References & further reading
1. KCAP Architects & Planners (official) — Blaak 31, Rotterdam. https://www.kcap.eu/en/projects/v/blaak_31/
2. designboom — KCAP architects: Blaak 31, Rotterdam. https://www.designboom.com/architecture/kcap-architects-blaak-31-rotterdam/
3. Provast (developer) — Blaak 31 Rotterdam. https://www.provast.nl/en/project/blaak-31-rotterdam/
4. e-architect — Blaak 31 Rotterdam, KCAP Architects & Planners. https://www.e-architect.com/rotterdam/blaak-31-office-building
5. Architectenweb — KCAP's Blaak 31 opgeleverd. https://architectenweb.nl/nieuws/artikel.aspx?ID=23774
6. MIMOA — Blaak 31, KCAP / Fokkema & Partners. https://www.mimoa.eu/projects/Netherlands/Rotterdam/Blaak%2031
7. Bouwwereld — Kantoorgebouw Blaak 31, Rotterdam. https://www.bouwwereld.nl/bouwtechniek/kantoorgebouw-blaak-31-rotterdam/
Last verified 2026-07-04. Figures vary between sources and are given as widely cited approximations — Blaak 31 was designed by KCAP Architects & Planners (project architects Han van den Born and Kees Christiaanse; interiors by Fokkema & Partners for anchor tenant Loyens & Loeff), developed by Provast, and delivered in 2010 after a 21-month build.
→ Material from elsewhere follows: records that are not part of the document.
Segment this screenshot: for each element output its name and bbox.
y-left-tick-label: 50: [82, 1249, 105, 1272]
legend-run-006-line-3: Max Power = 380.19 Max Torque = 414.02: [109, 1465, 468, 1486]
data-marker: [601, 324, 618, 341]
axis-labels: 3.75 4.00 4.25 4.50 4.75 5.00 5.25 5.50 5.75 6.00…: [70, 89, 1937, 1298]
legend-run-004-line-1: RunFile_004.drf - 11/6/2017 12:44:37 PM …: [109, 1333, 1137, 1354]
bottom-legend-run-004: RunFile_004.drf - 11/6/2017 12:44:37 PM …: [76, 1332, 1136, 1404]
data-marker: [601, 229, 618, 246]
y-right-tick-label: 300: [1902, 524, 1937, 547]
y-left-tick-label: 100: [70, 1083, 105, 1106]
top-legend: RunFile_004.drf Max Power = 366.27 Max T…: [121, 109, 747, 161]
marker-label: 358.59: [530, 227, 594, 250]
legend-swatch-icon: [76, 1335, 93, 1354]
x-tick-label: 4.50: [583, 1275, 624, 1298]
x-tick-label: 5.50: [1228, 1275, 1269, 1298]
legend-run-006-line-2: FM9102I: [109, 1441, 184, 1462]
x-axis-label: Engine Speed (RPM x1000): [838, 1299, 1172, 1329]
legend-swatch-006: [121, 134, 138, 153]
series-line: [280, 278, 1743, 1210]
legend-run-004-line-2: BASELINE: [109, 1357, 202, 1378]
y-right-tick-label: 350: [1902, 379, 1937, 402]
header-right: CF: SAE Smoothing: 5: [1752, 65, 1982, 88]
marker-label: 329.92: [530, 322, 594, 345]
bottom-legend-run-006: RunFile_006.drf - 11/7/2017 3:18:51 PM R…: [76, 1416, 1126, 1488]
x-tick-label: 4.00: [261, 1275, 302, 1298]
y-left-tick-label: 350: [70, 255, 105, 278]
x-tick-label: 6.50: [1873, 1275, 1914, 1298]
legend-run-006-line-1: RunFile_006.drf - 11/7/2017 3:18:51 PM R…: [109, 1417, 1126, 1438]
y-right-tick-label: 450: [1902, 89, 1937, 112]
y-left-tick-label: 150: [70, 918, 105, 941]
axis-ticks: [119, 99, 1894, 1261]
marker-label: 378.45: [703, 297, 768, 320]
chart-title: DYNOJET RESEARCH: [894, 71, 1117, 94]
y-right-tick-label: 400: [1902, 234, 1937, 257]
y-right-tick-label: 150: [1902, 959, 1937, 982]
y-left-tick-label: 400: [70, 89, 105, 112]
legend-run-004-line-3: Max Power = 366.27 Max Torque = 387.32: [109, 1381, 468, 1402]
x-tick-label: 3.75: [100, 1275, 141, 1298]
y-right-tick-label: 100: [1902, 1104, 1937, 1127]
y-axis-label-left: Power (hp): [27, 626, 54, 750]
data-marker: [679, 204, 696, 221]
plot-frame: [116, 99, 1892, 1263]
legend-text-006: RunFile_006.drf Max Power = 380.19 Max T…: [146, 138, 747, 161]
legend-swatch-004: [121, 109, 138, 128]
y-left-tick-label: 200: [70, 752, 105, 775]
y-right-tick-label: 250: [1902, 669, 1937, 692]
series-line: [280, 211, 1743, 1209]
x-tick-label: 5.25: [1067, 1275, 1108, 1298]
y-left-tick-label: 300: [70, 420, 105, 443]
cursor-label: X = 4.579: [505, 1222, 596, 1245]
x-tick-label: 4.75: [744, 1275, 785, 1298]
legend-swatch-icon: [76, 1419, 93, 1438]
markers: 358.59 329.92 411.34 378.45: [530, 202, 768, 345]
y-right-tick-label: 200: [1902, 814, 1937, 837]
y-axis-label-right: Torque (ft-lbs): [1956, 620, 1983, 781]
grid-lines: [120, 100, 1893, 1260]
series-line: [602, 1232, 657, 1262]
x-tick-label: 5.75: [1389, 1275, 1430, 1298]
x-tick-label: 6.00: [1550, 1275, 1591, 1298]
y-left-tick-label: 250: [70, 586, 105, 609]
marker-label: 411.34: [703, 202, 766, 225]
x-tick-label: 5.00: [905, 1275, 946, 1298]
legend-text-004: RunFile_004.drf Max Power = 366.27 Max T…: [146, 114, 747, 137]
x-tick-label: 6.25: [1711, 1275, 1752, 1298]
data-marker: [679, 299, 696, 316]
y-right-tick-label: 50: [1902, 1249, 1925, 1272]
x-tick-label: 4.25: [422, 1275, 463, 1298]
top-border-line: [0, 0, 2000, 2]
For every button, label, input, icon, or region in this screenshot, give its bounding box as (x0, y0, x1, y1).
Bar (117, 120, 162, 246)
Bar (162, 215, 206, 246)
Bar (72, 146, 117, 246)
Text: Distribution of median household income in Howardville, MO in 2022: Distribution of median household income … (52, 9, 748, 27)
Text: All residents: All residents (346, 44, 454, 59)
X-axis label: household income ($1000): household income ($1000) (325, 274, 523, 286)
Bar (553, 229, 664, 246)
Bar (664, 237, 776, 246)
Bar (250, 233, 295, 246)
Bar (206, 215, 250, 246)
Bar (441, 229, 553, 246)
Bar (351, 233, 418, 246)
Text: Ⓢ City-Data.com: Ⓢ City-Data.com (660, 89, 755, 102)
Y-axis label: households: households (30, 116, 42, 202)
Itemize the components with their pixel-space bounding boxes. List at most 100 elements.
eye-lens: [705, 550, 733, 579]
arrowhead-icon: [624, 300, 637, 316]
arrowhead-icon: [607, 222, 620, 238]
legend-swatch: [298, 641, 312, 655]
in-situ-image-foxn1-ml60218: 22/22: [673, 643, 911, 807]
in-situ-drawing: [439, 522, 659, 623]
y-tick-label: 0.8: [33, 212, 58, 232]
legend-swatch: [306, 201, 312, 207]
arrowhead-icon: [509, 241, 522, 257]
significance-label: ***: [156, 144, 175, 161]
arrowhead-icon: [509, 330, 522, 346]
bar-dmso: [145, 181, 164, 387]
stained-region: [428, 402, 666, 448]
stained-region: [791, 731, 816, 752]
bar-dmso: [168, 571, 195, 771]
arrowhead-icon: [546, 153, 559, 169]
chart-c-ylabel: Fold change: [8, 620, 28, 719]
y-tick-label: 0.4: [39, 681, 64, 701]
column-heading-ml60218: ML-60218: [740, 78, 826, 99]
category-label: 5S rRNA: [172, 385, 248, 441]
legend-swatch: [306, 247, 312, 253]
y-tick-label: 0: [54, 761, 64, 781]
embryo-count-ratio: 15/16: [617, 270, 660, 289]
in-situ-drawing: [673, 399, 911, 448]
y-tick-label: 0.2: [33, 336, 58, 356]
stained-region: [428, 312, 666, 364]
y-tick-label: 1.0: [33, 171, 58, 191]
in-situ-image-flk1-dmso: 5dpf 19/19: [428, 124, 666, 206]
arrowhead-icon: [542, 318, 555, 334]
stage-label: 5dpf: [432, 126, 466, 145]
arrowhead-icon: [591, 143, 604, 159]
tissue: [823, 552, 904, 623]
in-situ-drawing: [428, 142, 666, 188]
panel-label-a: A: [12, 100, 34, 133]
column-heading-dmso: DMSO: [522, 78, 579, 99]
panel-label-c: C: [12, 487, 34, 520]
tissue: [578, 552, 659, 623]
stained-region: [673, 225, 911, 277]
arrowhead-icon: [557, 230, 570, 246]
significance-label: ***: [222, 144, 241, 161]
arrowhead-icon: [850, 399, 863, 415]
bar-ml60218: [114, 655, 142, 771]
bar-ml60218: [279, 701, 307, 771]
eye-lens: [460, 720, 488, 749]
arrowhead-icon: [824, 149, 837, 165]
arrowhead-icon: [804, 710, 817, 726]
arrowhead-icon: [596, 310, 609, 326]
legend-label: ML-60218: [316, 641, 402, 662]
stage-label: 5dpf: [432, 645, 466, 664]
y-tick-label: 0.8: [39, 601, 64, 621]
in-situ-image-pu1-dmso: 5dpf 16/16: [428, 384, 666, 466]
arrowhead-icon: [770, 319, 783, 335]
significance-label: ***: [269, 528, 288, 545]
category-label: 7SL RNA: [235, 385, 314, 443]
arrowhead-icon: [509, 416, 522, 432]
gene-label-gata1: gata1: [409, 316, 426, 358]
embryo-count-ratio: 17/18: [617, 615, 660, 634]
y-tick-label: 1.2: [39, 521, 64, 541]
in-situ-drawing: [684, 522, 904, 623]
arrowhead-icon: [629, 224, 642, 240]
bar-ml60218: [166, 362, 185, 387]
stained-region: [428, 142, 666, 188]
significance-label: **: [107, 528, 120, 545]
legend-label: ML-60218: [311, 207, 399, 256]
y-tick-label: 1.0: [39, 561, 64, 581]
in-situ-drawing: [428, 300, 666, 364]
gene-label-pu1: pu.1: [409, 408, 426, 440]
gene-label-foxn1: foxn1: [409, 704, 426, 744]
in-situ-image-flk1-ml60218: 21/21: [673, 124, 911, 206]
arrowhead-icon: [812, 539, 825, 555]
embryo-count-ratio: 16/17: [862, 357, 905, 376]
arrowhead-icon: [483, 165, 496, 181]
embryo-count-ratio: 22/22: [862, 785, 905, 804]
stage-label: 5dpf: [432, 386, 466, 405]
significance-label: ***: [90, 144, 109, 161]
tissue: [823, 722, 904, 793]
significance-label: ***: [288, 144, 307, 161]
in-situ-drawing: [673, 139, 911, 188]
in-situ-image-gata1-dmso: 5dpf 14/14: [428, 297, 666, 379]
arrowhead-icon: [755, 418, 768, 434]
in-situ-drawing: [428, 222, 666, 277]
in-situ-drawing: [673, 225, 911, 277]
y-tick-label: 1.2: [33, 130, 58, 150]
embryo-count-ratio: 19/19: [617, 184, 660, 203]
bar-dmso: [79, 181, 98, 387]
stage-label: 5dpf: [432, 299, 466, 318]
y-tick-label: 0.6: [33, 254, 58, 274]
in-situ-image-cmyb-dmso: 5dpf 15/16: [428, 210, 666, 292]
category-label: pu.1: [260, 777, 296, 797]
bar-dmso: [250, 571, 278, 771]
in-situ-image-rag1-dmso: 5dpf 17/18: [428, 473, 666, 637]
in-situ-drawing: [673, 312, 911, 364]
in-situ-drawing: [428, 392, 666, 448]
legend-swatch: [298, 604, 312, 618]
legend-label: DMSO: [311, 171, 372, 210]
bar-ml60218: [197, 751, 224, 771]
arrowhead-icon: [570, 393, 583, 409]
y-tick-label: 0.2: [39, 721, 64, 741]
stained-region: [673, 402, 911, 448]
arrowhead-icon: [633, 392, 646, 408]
Sources differ on size: roughly twelve storeys above ground (some leasing listings say eleven) plus an underground parking level, and about 23,000–26,000 m² of floor area. The stepped, rotated massing (~2.70 m every three floors, shaped by the gap to the Markthal), the steel truss over the metro/rail tunnel, the banded glass-and-natural-stone facade, the seven-metre entrance and public lower floors, and the GreenCalc+ score above 200 follow the architect's and Dutch trade-press record. No verified metre height or named structural engineer is published, so none is stated.